One child grows up to be
Somebody that just loves to learn
And another child grows up to be
Somebody you’d just love to burn-“Family Affair,” Sly and the Family Stone (1971)
Family. It’s a big deal for me. I live and die for mine. I am a fierce protector, not only of my child and extended family, but also of the family that I have built around me. If you make it into that circle it means something. It means a lot. For this reason only the line “Family first,” even in the mouths of the villains in Luke Cage resonated with me, but ultimately any breach of that made them even more monstrous in my eyes.

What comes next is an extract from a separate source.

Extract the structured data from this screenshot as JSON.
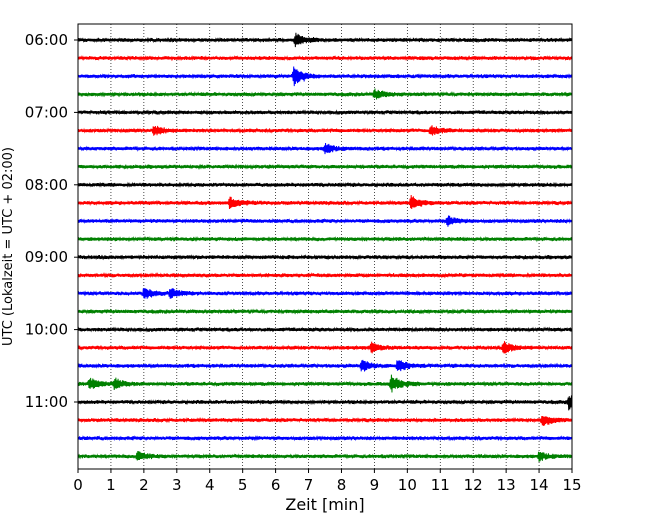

This second post in my series on Black heroes and anti-heroes in Mafia III and Luke Cage is focused on families and what our heroes are willing to do for those families (biological and adopted). Please be aware that spoilers abound. Both Lincoln and Luke are men who have been alone in the world at some point. Lincoln was abandoned as a child and placed in an orphanage and was finally taken in by Sammy Robinson, the leader of the Black mob and owner of Sammy’s Club, after the orphanage closed it’s doors. Luke has no biological familial relationships,or so we think, he marries prison shrink Reva Connors after his attempted murder and subsequent escape from prison and the television series begins with him hibernating and healing (or laying in the cut) at Pop’s barber shop (who was kind of surrogate uncle to Connors) in the vein of Ralph Ellison’s Invisible Man (which makes it’s own cameo appearance in the very first episode).

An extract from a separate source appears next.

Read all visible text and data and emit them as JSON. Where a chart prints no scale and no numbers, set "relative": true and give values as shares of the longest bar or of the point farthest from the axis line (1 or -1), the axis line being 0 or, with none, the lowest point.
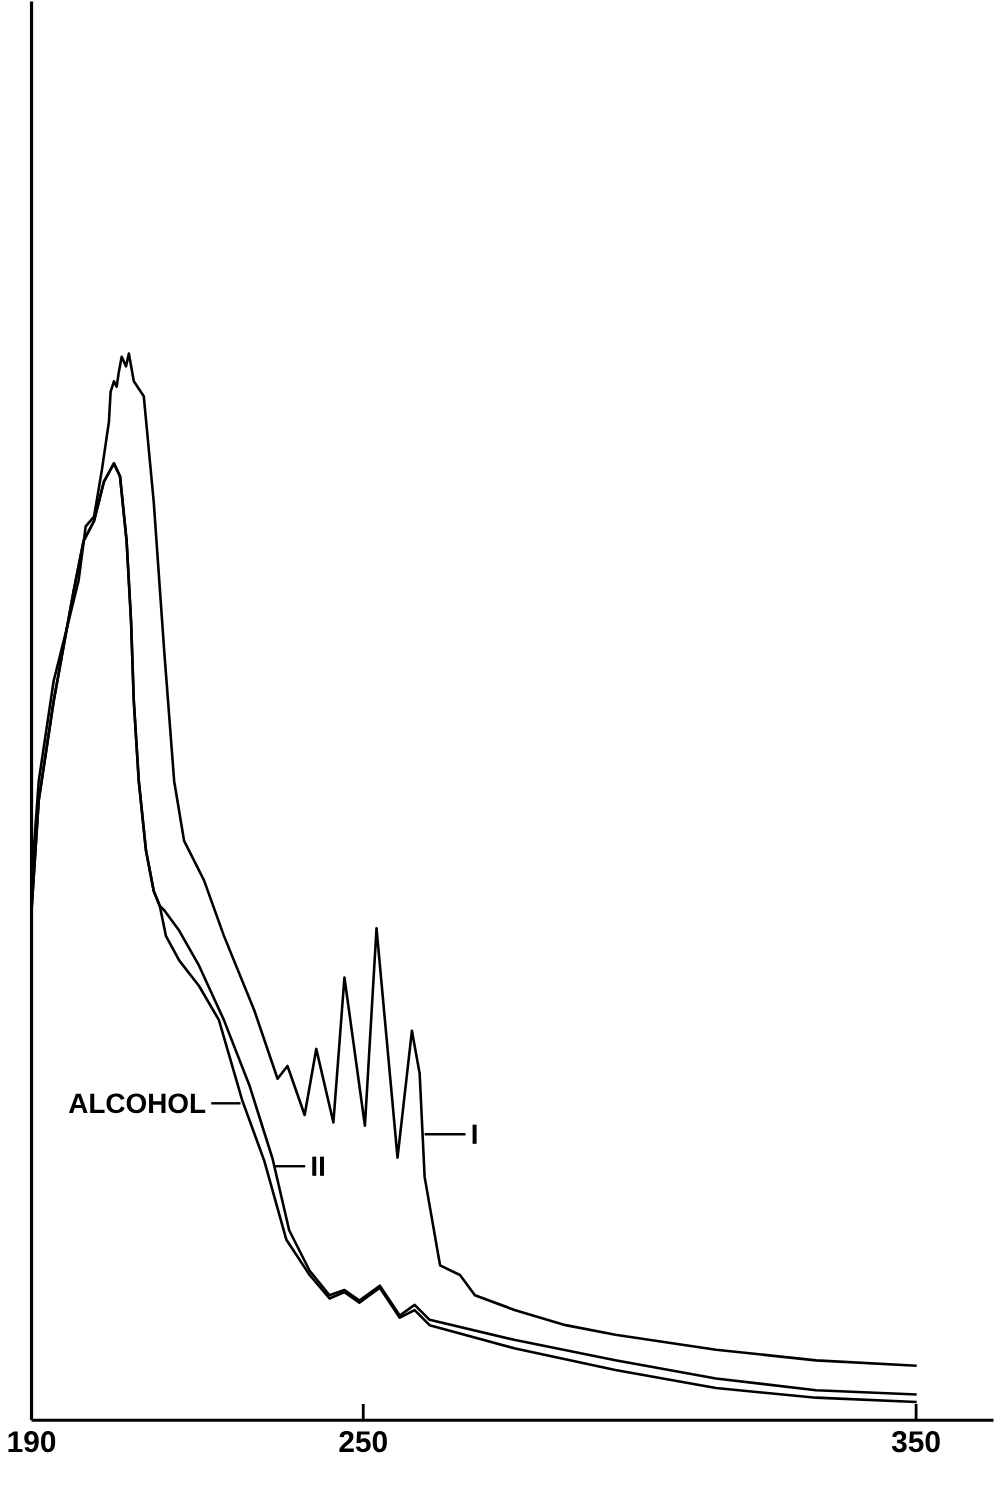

These spaces become home to these men. Sammy’s Club and Pop’s Barbershop not only bear the names of the father figures that own and run them, but are the spaces in which Lincoln and Luke come into their own as (anti)heroes. Sammy’s is the place where Lincoln grows from the son who receives direction and goes out into New Bordeaux to deal with the problems that his father finds himself facing. (And it is this problem solving that ultimately leads to the catalytic act that brings him into his own). After the murder of his family, Lincoln is driven not to revenge (or at least not solely), but rather to ambition. He wants to take control of the criminal enterprises within all of New Bordeaux. His goal is rebuild Sammy’s dynasty as something bigger and better and with the help of a series of now underbosses who have been slighted by the previous bosses and are now willing to come together to serve under Lincoln Clay, who promises to be not only more fair, but more socially aware than his predecessors.
For Luke, it is only after the murder of Pop that Luke is driven to move “always forward” specifically to avenge the death of Pop and to maintain the barbershop as “Switzerland,” a neutral place where folks can come together to solve problems peacefully. It is only when an outlier (because even Cornell/Cottonmouth mourns the death of Pop because of their connection as children/young men) who does not acknowledge the neutrality of this safe zone that the entire structure of the world begins to disintegrate. And it becomes the job of Luke Cage to step up as the heir to the throne and restore order to chaos with the help of Bobby Fish, shop regular chess guru who steps in to run the barbershop day to day so that kids in the neighborhood have somewhere to go to avoid life on the streets. It is the socially responsible thing to do.
Social responsibility is a notion that runs as an undercurrent in both narratives. While Luke Cage shows that there is honor among thieves and that even dirty money should be used to rebuild Harlem for the people. Harlem is Black Mariah’s legacy just as New Bordeaux is Lincoln Clay’s. Lincoln is taking the city back from Sal Marcano so that Black women are no longer being strung out, imprisoned, and used as the Confederate underboss’s “thoroughbreds” (the narrative here is so rich when one considers the sexual history and politics of the region of the US that serves as the inspiration for New Bordeaux) and that Black women are no longer being used and abused by white men who fetishize them (there is great ambient discussion of this). Most importantly Lincoln is taking over as the new boss with the promise to Cassandra that he will do better than Sammy to uplift the community, that he will do more than just toss a couple boxes of food to the needy when the whim strikes. That he will provide regular support for the community that ultimately supports them. But even while Lincoln may feel that he is replacing a flawed father figure in Sammy, he has not come to the realization (at this point in my game) that he is yet another flawed patriarch. While he works to do away with the systemic racism within the crime syndicate in New Bordeaux and to restore cultural connections, he does not seem to be cognizant of the effect that his own criminal industry has on the community. There is no real recognition of the effect that even socially aware criminal endeavors have on the community at large. His power is growing, but it is myopic.
Power is confident, self-assuring, self-starting and self-stopping, self-warming and self-justifying. When you have it, you know it.